Wow, Botswana is fantastic. Most of the country is Kalahari desert (84%) and the rest is a riverine system of wetlands thriving with wildlife. Our journey to Kasana in the northeast corner of the country is better than a game drive through a national park anywhere else. We see antelope, elephants, baboons, giraffe and more just from the highway. We set up camp in grounds bubbling up with deafening frogs on the bank of the Chobe River, a few hundred metres from its confluence with the mighty Zambezi (Africa’s fourth biggest river after the Nile, Niger and Congo). Across the river is Namibia, but we aren’t crossing yet. After a troubled night, nervously staring into the whites of each others’ eyes in the dark, while enormous-sounding elephants trumpet nearby and hippos munch and fart scarily close to our flimsy nylon tent, we organise a boat trip down the river.
Apart from a massive boat taking the visiting Indian prime minister, his press and armed entourage, we are the only boat on a vast expanse of river that’s boiling with hippos and crocs, whose heads appear disturbingly near us as we cruise by. “I’ve lost a couple of tourists in the past few months,” says Elliot, our boatman/guide. “One fell in the water drunk and got eaten by crocodiles. The other was on a fishing trip and got dragged in by the line.” I gulp and move back a bit from the helm. Just one of these hippos can overturn our boat, should it choose, Elliot says.
We spy fish eagles and kingfishers, antelope and deer, hippos and giraffes. We stop to watch an elderly male elephant pee, poo and then cross the river from an island (with a Botswanan flag defiantly waving in Namibia’s face) to the other bank. Then we come across a broad, shallow bank where around a hundred elephants have gathered to play, wash, swim and bully each other. It’s a magical sight and we stay a while enjoying the scene. A tiny baby elephant, no bigger than a dog, trots down the bank towards the river and is knocked over by a clumsy adult male dashing past. Immediately, a group of 10 concerned elephants rush over and encircle the baby, protecting him from further injury and stroking him with their trunks. Meanwhile, a couple of teenagers run around tormenting birds, chasing them till they fly off and then rushing after them and trumpeting when they settle again.
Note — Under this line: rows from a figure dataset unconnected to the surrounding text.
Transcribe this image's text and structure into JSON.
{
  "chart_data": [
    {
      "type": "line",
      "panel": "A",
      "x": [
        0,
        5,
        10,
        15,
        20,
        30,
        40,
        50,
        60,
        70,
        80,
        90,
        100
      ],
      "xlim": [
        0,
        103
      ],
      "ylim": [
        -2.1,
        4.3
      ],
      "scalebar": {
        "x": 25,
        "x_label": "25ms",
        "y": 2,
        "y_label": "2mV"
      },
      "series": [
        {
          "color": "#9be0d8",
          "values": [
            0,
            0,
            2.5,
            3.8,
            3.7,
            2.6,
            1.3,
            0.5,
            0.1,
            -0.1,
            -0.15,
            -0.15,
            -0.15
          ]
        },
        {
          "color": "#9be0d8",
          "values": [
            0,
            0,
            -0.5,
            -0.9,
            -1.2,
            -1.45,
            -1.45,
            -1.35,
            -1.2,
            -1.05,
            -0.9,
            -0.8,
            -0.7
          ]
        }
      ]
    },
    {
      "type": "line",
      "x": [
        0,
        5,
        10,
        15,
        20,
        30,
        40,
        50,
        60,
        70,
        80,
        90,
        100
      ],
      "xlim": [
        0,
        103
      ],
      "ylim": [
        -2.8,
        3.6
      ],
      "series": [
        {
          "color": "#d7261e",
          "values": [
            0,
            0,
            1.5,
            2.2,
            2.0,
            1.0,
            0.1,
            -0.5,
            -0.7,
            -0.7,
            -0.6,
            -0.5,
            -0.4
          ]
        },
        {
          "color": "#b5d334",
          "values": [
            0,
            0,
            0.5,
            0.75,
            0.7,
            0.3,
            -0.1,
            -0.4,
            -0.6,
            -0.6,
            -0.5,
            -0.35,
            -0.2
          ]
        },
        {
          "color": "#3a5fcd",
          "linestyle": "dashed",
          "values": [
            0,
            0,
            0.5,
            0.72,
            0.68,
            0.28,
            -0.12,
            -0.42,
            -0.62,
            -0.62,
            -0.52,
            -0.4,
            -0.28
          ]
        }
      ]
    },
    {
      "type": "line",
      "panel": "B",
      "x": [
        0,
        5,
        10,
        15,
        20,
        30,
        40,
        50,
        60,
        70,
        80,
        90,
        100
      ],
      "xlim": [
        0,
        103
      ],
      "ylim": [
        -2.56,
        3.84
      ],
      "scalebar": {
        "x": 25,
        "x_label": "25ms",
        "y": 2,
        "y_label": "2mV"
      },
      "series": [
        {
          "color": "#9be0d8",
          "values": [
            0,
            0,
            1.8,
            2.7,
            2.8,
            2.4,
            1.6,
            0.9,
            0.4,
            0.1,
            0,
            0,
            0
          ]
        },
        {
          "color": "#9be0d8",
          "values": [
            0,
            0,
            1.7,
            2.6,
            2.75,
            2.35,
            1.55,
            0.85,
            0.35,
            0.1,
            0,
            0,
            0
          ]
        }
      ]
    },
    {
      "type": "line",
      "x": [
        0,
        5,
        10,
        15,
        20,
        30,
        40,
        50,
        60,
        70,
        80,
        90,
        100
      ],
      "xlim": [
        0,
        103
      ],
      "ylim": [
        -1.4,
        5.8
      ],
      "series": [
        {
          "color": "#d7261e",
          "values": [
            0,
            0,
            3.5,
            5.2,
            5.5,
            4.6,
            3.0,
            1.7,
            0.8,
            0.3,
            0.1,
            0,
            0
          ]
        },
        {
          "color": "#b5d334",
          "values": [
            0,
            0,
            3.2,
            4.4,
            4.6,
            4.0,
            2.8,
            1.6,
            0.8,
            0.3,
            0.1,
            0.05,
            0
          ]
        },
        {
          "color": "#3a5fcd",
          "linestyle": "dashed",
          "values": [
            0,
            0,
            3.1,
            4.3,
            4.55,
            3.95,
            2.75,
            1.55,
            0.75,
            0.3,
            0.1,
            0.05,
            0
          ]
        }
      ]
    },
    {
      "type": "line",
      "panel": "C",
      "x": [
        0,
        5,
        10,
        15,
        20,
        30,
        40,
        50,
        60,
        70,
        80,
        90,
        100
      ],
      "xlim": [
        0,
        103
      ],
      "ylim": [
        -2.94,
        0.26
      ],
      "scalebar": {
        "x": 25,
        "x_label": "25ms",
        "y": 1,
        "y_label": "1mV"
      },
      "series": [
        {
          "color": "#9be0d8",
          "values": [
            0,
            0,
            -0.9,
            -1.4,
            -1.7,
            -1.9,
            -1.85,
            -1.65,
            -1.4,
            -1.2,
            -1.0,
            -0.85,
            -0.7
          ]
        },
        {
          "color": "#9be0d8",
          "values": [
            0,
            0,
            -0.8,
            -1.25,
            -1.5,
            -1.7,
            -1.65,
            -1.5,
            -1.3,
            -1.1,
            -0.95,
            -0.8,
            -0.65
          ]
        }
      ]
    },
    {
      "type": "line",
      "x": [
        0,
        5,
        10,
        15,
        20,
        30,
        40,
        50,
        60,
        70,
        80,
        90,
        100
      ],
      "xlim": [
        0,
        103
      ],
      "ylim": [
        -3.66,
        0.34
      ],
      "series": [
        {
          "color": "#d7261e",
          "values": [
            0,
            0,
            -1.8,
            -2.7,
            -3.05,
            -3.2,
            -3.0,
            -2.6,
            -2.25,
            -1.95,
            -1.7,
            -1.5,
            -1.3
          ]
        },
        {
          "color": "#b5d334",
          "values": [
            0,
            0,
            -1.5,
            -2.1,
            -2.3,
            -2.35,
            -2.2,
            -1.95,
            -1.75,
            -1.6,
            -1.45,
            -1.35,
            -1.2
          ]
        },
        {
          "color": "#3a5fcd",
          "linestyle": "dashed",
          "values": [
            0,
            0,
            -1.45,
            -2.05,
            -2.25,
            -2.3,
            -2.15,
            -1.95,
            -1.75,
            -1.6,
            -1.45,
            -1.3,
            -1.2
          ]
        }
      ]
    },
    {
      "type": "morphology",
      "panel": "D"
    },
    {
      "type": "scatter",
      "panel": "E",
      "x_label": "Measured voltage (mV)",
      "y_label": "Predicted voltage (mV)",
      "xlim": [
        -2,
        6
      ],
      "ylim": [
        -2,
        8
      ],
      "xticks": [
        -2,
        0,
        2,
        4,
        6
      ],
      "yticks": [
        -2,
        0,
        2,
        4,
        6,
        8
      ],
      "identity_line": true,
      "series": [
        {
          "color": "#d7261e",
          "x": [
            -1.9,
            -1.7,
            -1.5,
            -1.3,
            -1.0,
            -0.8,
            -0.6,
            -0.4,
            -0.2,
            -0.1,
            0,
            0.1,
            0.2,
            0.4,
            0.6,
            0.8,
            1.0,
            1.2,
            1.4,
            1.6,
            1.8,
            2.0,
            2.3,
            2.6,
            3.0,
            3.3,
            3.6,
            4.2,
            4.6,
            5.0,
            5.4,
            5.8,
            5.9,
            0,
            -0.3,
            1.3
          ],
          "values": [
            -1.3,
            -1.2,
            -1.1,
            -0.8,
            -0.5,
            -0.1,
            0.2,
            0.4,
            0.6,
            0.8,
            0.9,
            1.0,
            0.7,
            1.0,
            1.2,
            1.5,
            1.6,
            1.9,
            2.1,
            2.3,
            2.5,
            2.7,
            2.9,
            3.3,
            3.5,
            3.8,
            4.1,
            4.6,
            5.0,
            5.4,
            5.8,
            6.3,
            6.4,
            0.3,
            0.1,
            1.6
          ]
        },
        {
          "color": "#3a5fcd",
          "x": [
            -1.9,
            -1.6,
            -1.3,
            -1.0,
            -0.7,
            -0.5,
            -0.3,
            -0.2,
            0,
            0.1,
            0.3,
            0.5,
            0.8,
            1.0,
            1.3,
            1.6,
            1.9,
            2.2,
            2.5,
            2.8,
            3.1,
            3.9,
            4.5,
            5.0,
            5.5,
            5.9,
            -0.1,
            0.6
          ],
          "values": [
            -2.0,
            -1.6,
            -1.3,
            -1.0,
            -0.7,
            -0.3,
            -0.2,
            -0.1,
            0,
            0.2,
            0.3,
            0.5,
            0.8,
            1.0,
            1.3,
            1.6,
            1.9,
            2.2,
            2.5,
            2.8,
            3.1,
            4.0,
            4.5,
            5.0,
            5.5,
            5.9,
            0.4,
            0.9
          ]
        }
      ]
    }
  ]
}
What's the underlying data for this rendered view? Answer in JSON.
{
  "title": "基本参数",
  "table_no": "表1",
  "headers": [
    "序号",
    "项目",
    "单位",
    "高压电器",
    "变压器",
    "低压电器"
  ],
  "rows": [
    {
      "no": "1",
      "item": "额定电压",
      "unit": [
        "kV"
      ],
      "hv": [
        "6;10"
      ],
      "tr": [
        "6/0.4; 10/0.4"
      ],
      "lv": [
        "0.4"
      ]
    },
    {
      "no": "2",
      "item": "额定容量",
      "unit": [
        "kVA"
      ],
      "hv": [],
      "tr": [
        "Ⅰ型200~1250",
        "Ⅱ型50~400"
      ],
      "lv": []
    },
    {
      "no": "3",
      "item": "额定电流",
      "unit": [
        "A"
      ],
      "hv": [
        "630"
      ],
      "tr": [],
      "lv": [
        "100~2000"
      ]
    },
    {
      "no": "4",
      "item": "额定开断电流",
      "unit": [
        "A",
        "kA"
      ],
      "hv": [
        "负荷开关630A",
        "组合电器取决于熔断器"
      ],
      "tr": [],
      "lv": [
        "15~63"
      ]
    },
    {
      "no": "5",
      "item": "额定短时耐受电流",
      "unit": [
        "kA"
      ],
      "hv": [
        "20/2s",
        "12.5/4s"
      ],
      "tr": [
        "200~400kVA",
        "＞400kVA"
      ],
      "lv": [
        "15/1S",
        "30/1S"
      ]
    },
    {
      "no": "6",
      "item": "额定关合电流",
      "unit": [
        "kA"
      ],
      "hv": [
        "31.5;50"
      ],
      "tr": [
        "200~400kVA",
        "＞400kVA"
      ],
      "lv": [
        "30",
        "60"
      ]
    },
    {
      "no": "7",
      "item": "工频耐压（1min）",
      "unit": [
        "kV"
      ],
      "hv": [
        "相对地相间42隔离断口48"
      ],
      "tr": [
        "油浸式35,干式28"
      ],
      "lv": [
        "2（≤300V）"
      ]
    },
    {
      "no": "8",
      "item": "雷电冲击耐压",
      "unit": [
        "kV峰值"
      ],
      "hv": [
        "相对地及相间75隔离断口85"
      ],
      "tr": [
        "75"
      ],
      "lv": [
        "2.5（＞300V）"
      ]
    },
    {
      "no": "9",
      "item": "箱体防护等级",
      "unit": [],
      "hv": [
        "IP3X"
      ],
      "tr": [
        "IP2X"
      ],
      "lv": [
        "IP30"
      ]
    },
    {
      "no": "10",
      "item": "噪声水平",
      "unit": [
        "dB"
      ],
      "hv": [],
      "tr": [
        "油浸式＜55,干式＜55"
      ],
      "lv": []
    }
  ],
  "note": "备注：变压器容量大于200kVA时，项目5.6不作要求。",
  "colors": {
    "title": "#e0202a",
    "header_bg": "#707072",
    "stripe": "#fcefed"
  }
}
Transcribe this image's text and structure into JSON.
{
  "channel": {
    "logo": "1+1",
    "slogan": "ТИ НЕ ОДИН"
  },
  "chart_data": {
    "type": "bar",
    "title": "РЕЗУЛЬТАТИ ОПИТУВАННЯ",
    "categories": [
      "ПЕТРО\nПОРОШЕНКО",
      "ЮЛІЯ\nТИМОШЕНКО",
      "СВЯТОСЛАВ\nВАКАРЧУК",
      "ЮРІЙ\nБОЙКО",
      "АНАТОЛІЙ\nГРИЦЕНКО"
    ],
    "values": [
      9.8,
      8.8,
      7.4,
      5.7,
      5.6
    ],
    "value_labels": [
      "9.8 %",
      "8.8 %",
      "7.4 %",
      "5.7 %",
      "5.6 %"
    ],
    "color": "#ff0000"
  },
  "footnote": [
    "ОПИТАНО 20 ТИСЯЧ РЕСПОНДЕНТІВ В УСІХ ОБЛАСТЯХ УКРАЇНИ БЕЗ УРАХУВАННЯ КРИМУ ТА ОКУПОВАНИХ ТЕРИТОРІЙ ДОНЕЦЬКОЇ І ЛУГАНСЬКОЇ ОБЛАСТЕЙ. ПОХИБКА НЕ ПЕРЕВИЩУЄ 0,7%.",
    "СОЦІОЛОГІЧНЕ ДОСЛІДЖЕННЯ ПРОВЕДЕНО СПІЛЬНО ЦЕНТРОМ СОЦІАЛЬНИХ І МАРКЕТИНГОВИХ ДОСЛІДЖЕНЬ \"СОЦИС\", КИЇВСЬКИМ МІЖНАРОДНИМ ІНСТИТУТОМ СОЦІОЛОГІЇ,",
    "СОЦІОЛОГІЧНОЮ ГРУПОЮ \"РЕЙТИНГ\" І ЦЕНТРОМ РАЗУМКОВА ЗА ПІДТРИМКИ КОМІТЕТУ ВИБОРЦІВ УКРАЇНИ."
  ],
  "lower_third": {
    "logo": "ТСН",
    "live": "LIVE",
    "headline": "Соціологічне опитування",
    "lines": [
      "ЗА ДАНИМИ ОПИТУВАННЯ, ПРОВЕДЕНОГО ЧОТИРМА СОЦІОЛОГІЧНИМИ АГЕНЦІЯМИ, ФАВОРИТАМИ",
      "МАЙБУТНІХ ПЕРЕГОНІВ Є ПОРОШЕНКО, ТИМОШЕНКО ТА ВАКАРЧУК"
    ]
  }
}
It’s great fun and we’re all sorry when they leave en masse and head back into the bush.
Botswana is Africa’s success story. A fully functioning non-racial democracy since independence in the 1960s, which benefits from a tiny population of less than 2 million over an area the size of France or Texas, Botswana funds its impressive social security system with its rich natural resources, including platinum, diamonds and gold. Everyone here is educated – schooling is free. The streets are clean, there is no corruption, housing is provided for the poor and frontpage news in the national broadsheet is about the scandal of a woman who has been living in a converted bus and has been overlooked by social services. Where else in Africa?
But I fear for this shining beacon of a country. Two years ago (at the end of 2007), President Festus Mogae retired, handing over to his deputy Lt. Gen. Ian Khama. Yup, you spotted it, a military man. As are his deputy and most of the top members of his cabinet. Khama acquired his position on the basis of his father, Seretse being the first president of the liberated country in 1966. On election, two years ago, Ian’s first move was to clamp down on press freedom, issuing a rule that all reports have to pass through his office first. Other limitations on democracy have followed. It’s not looking good for this nation, which has such a small population that rebelling against a military-led authority would be near impossible.